Similar to the prior successful results on DM, and knee OA, the current study findings revealed a significant effectiveness in clinical outcomes larger than placebo. In other words, a dramatic superiority was observed in VAS and two parts of Boston questionnaire, in favor of experimental group. On the other hand, a disappointing pattern was obtained using electrophysiological testing and PFGS measurements. Indeed, the present findings were in accordance to the prior experiments on the effectiveness of B. Carteri regarding symptom relief and functional status. It is speculated that the extract of BC might have no significant efficacy on the electrodiagnostic CTS parameters or grip-strength. It might be due to the small sample size or having not enough power to detect small differences. Also, it is possible that the follow-up period was not enough to meet the improvement in electrodiagnostic features.
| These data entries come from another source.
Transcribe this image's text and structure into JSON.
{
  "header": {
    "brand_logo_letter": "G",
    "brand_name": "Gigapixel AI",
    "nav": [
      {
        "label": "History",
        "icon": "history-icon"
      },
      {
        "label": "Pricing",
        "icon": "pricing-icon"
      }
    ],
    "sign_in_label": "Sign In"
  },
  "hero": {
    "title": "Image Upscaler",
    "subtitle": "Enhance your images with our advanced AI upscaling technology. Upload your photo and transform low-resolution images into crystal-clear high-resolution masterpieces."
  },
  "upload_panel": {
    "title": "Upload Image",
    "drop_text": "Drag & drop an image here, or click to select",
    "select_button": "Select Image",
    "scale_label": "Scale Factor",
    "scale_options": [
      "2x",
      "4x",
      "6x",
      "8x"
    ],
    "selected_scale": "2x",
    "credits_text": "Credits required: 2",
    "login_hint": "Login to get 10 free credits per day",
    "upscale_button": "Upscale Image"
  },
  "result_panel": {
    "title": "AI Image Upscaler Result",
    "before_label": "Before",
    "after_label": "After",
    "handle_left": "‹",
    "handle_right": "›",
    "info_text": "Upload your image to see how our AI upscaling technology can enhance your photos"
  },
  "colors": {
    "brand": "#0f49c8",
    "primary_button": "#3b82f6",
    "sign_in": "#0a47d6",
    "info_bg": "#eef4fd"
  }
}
The sample size was small, which is a limitation of the current study. However, this may be regarded as a preliminary study that showed promising results and it is recommended that studies with longer follow-up periods and larger population of patients with CTS be performed. Comparison of this oleogel with other interventions such as Carpal tunnel steroid injections is of value. Studying the efficacy of B. Carteri oleogel in patients with CTS and underlying diseases may be considered, too. Future investigations into the subject would certainly shed light on definite efficacy of this herbal oleogel.
5.1. Conclusions
In summary, it can be concluded that B. Carteri oleogel could improve pain and functional status better than placebo among patients with CTS. However, no electrodiagnostic change was detected in this period, probably due to the short-term follow-up.